Stocks on Wall Street declined sharply on Friday and bond prices soared after a speech by President Obama on jobs added to the uncertainty already weighing on financial markets over European sovereign debt and the weak economic recovery. ...
...Paul Ballew, a former Federal Reserve economist and now chief economist at Nationwide, said short-term interest rates in Greece were reflecting increased uncertainty in Europe as well as speculation over whether there would be adequate restructuring in that nation’s economy to address its problems.
There was also evidence of a flight to safety among investors, in which they shed stocks for bonds. Yields on Germany’s 10-year bonds declined, and the United States Treasury’s 10-year note yield fell to 1.93 percent, from 1.98 percent late Thursday, after touching a low of 1.89 percent. “Issue number two is the continued anxiety in the United States that the recovery continues to stall, and that we will not be getting growth as strong as we would need in terms of corporate profits,” said Mr. Ballew.
The fall in the markets is not about Obama but about Congress.
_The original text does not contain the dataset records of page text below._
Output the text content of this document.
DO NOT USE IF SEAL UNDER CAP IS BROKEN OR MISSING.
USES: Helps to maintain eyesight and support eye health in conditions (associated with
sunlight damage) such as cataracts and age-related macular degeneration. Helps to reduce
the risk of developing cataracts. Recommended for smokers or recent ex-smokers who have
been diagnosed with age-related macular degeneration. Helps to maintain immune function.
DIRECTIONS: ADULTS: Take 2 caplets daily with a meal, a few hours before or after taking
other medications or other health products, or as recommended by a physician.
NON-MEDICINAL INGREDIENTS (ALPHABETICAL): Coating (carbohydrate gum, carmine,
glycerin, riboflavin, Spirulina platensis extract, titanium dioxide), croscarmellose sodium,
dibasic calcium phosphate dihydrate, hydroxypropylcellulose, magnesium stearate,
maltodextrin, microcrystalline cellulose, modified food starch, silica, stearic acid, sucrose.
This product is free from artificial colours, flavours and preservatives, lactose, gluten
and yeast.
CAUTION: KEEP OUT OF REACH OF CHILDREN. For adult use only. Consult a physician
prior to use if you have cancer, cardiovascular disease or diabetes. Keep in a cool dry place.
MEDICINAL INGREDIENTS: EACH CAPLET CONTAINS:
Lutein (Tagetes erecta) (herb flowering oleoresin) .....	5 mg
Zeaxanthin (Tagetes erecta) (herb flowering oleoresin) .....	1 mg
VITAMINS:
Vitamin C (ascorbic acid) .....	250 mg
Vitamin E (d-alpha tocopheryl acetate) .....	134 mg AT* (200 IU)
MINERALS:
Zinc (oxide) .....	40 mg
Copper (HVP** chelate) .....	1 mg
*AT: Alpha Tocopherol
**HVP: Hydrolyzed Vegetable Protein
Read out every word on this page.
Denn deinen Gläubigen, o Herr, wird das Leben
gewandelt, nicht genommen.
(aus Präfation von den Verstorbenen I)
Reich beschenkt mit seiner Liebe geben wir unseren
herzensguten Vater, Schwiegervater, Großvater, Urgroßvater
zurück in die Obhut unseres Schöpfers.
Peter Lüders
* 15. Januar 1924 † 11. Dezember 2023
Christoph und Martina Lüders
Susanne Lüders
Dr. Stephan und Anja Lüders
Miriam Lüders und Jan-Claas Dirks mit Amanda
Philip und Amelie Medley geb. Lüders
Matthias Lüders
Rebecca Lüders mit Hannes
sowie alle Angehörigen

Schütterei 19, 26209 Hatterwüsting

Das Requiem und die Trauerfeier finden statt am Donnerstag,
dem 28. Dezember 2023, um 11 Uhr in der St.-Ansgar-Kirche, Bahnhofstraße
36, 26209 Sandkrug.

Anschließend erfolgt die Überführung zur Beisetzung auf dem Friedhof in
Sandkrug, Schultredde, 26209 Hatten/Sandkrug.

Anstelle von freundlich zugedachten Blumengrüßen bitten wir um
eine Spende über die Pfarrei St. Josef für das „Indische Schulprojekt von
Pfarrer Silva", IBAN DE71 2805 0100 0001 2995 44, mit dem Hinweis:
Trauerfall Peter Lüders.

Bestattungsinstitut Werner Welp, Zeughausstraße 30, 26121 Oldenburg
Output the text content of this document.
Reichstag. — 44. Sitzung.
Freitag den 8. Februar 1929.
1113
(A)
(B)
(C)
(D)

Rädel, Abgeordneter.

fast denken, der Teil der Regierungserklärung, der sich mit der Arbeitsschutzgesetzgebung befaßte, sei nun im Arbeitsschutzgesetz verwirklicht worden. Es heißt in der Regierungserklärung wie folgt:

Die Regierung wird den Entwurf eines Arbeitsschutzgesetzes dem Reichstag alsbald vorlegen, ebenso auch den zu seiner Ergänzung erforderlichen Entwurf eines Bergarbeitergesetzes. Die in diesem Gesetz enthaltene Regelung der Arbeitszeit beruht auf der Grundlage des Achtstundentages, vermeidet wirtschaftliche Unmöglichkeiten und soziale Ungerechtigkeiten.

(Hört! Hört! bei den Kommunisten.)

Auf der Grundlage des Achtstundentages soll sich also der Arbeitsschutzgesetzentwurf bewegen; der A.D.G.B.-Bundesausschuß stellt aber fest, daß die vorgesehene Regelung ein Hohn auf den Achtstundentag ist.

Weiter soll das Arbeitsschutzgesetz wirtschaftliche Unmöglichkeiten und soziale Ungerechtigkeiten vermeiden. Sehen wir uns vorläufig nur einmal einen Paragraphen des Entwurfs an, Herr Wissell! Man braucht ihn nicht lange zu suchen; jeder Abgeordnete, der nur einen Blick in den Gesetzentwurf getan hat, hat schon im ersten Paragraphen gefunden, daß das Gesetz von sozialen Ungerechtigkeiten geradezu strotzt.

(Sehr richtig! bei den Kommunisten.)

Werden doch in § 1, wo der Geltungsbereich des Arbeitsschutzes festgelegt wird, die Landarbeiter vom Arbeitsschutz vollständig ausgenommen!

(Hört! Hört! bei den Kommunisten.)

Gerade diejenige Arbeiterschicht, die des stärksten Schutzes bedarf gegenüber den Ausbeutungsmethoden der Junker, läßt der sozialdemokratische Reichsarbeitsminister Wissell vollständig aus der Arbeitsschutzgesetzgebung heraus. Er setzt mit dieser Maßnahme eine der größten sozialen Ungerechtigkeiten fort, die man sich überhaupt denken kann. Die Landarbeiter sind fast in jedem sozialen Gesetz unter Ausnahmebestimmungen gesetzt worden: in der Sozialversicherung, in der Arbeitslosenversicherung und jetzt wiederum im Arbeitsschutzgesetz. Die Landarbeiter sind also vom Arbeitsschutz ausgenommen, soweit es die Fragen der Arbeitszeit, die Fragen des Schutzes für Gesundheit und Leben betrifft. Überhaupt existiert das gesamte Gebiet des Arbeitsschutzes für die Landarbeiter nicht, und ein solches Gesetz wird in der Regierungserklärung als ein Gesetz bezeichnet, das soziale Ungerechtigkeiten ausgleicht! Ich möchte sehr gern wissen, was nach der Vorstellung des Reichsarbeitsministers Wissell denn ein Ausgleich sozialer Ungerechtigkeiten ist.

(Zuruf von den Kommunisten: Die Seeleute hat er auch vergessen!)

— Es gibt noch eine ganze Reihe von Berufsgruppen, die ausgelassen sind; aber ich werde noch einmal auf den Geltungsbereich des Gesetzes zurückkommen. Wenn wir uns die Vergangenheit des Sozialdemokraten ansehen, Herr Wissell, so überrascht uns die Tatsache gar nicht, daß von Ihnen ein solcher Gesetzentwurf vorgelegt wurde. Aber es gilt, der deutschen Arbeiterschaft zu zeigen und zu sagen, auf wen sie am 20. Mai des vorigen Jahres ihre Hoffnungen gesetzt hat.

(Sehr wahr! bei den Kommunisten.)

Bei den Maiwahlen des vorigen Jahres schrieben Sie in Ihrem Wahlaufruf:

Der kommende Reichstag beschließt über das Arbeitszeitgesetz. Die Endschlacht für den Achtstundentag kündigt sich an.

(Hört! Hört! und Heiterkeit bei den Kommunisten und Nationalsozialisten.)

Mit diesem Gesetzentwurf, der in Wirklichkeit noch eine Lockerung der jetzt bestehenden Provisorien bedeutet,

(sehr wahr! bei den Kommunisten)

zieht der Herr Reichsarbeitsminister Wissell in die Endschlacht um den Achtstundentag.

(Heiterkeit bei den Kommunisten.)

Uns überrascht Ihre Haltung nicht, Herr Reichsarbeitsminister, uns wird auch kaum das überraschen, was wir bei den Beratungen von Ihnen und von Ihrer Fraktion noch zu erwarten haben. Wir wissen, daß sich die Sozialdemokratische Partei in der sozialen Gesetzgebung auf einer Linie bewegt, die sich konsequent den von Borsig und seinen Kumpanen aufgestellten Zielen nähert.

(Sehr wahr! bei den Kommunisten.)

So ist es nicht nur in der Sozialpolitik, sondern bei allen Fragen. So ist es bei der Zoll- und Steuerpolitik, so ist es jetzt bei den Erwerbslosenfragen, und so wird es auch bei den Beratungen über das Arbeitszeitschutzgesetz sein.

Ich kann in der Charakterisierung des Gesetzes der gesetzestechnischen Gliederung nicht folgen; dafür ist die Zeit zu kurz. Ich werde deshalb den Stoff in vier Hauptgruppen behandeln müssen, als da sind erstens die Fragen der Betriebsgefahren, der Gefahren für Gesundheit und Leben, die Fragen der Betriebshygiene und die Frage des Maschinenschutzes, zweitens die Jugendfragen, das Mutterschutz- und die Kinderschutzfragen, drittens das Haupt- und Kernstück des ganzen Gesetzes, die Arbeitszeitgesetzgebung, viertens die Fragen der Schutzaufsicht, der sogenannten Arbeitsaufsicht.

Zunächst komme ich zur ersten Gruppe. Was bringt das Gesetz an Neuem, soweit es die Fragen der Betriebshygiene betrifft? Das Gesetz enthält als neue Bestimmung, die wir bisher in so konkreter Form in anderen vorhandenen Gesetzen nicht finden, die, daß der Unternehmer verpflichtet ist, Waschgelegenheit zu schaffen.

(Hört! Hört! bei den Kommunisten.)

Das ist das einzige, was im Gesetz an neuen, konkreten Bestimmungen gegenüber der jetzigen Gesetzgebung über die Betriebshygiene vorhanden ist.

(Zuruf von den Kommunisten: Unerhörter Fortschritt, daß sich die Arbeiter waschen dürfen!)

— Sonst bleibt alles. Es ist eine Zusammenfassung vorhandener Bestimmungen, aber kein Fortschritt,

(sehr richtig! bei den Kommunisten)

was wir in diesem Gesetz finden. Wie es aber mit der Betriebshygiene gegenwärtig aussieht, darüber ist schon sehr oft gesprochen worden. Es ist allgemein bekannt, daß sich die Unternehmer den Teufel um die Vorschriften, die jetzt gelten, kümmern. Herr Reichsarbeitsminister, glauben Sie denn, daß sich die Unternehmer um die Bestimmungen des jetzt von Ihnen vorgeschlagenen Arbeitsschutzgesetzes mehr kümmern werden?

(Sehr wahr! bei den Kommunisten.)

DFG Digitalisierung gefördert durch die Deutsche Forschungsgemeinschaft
“Even yesterday’s speech raises questions of whether there will be support for fiscal policy,” he said about the president’s jobs address. ...Mr. Ballew said that questions persisted about how much of the proposal would pass. ...NYT
The Economist believes that "most likely, Republicans will cherry pick and pass the parts they like, such as free-trade deals," and "the odds that Mr Obama and Republicans can overcome their gaping differences in less than three months seem long indeed."
Markets in the US have been down more than 300 points today and are, at this writing, pulling up a bit.